Menteri Energi dan Sumber Daya Mineral (ESDM) Bahlil Lahadalia menawarkan Indonesia sebagai lokasi pembangunan fasilitas penyimpanan cadangan atau storage minyak ASEAN saat mendampingi Presiden Prabowo Subianto dalam KTT ke-48 di Cebu, Filipina, pekan lalu.
Langkah strategis ini bertujuan untuk memperkuat suplai energi di kawasan Asia Tenggara melalui pembangunan infrastruktur bersama. Dilansir dari Ekonomi, usulan tersebut muncul di tengah pembahasan rencana pengembangan sektor energi antarnegara anggota.
Koordinasi awal telah dilakukan oleh pemerintah dengan mengajak beberapa negara tetangga untuk berkolaborasi dalam proyek ini. Bahlil menyebutkan bahwa komunikasi telah dijalin dengan pihak Malaysia, Brunei Darussalam, hingga Filipina guna merealisasikan ide tersebut.

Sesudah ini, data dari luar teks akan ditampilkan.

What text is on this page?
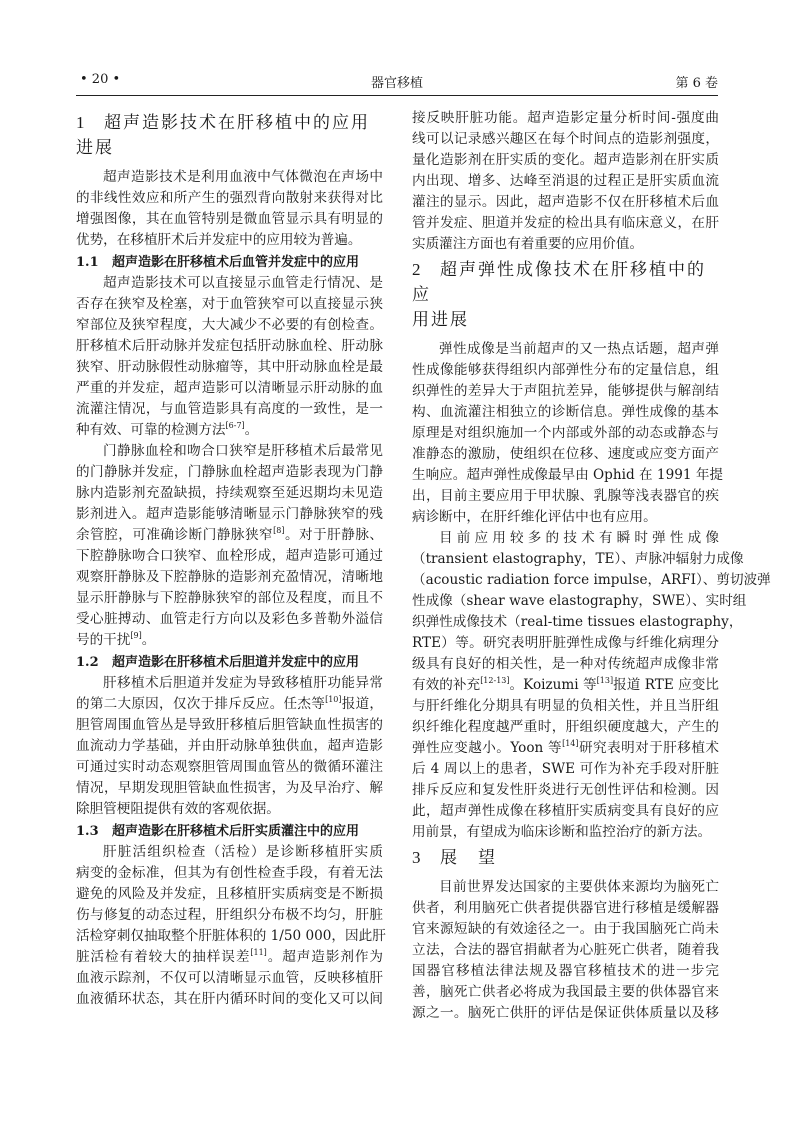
• 20 •	器官移植	第 6 卷
1 超声造影技术在肝移植中的应用
进展
超声造影技术是利用血液中气体微泡在声场中
的非线性效应和所产生的强烈背向散射来获得对比
增强图像，其在血管特别是微血管显示具有明显的
优势，在移植肝术后并发症中的应用较为普遍。
1.1 超声造影在肝移植术后血管并发症中的应用
超声造影技术可以直接显示血管走行情况、是
否存在狭窄及栓塞，对于血管狭窄可以直接显示狭
窄部位及狭窄程度，大大减少不必要的有创检查。
肝移植术后肝动脉并发症包括肝动脉血栓、肝动脉
狭窄、肝动脉假性动脉瘤等，其中肝动脉血栓是最
严重的并发症，超声造影可以清晰显示肝动脉的血
流灌注情况，与血管造影具有高度的一致性，是一
种有效、可靠的检测方法[6-7]。
门静脉血栓和吻合口狭窄是肝移植术后最常见
的门静脉并发症，门静脉血栓超声造影表现为门静
脉内造影剂充盈缺损，持续观察至延迟期均未见造
影剂进入。超声造影能够清晰显示门静脉狭窄的残
余管腔，可准确诊断门静脉狭窄[8]。对于肝静脉、
下腔静脉吻合口狭窄、血栓形成，超声造影可通过
观察肝静脉及下腔静脉的造影剂充盈情况，清晰地
显示肝静脉与下腔静脉狭窄的部位及程度，而且不
受心脏搏动、血管走行方向以及彩色多普勒外溢信
号的干扰[9]。
1.2 超声造影在肝移植术后胆道并发症中的应用
肝移植术后胆道并发症为导致移植肝功能异常
的第二大原因，仅次于排斥反应。任杰等[10]报道，
胆管周围血管丛是导致肝移植后胆管缺血性损害的
血流动力学基础，并由肝动脉单独供血，超声造影
可通过实时动态观察胆管周围血管丛的微循环灌注
情况，早期发现胆管缺血性损害，为及早治疗、解
除胆管梗阻提供有效的客观依据。
1.3 超声造影在肝移植术后肝实质灌注中的应用
肝脏活组织检查（活检）是诊断移植肝实质
病变的金标准，但其为有创性检查手段，有着无法
避免的风险及并发症，且移植肝实质病变是不断损
伤与修复的动态过程，肝组织分布极不均匀，肝脏
活检穿刺仅抽取整个肝脏体积的 1/50 000，因此肝
脏活检有着较大的抽样误差[11]。超声造影剂作为
血液示踪剂，不仅可以清晰显示血管，反映移植肝
血液循环状态，其在肝内循环时间的变化又可以间
接反映肝脏功能。超声造影定量分析时间-强度曲
线可以记录感兴趣区在每个时间点的造影剂强度，
量化造影剂在肝实质的变化。超声造影剂在肝实质
内出现、增多、达峰至消退的过程正是肝实质血流
灌注的显示。因此，超声造影不仅在肝移植术后血
管并发症、胆道并发症的检出具有临床意义，在肝
实质灌注方面也有着重要的应用价值。
2 超声弹性成像技术在肝移植中的应
用进展
弹性成像是当前超声的又一热点话题，超声弹
性成像能够获得组织内部弹性分布的定量信息，组
织弹性的差异大于声阻抗差异，能够提供与解剖结
构、血流灌注相独立的诊断信息。弹性成像的基本
原理是对组织施加一个内部或外部的动态或静态与
准静态的激励，使组织在位移、速度或应变方面产
生响应。超声弹性成像最早由 Ophid 在 1991 年提
出，目前主要应用于甲状腺、乳腺等浅表器官的疾
病诊断中，在肝纤维化评估中也有应用。
目前应用较多的技术有瞬时弹性成像
（transient elastography，TE）、声脉冲辐射力成像
（acoustic radiation force impulse，ARFI）、剪切波弹
性成像（shear wave elastography，SWE）、实时组
织弹性成像技术（real-time tissues elastography，
RTE）等。研究表明肝脏弹性成像与纤维化病理分
级具有良好的相关性，是一种对传统超声成像非常
有效的补充[12-13]。Koizumi 等[13]报道 RTE 应变比
与肝纤维化分期具有明显的负相关性，并且当肝组
织纤维化程度越严重时，肝组织硬度越大，产生的
弹性应变越小。Yoon 等[14]研究表明对于肝移植术
后 4 周以上的患者，SWE 可作为补充手段对肝脏
排斥反应和复发性肝炎进行无创性评估和检测。因
此，超声弹性成像在移植肝实质病变具有良好的应
用前景，有望成为临床诊断和监控治疗的新方法。
3 展　望
目前世界发达国家的主要供体来源均为脑死亡
供者，利用脑死亡供者提供器官进行移植是缓解器
官来源短缺的有效途径之一。由于我国脑死亡尚未
立法，合法的器官捐献者为心脏死亡供者，随着我
国器官移植法律法规及器官移植技术的进一步完
善，脑死亡供者必将成为我国最主要的供体器官来
源之一。脑死亡供肝的评估是保证供体质量以及移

"Nah ini adalah ide yang bagus, kita membangun storage di mana saja, tapi kemarin saya tawarkan untuk Indonesia," kata Bahlil, Menteri ESDM.
Penegasan mengenai kapasitas besar fasilitas ini disampaikan oleh Bahlil di Kantor Kementerian ESDM, Jakarta, pada Senin (11/5/2026). Storage tersebut dirancang untuk memenuhi kebutuhan minyak bagi negara-negara di seluruh kawasan Asia Tenggara.
Rencana ini berjalan beriringan dengan upaya pemerintah dalam menyiapkan cadangan penyangga nasional. Saat ini, studi kelayakan atau Feasibility Study (FS) sedang dilakukan untuk menentukan lokasi pembangunan yang direncanakan berada di Kawasan Ekonomi Khusus di wilayah Sumatera.
"Ide itu muncul di saat kita sudah siap untuk mengimplementasikan. Dan kita rencana akan bangun kawasan itu di Sumatera. Kita akan bikin kawasan ekonomi khusus yang pada akhirnya kemudian itu menjadi cadangan penyangga nasional kita," jelas Bahlil, Menteri ESDM.
Selain pembahasan mengenai storage minyak, pertemuan tingkat tinggi tersebut juga menyoroti optimalisasi energi baru dan terbarukan (EBT). Indonesia menargetkan pengembangan Pembangkit Listrik Tenaga Surya (PLTS) mencapai 100 Gigawatt serta penerapan biodiesel 50 persen atau B50 sebagai upaya menjaga ketahanan pasokan sumber daya.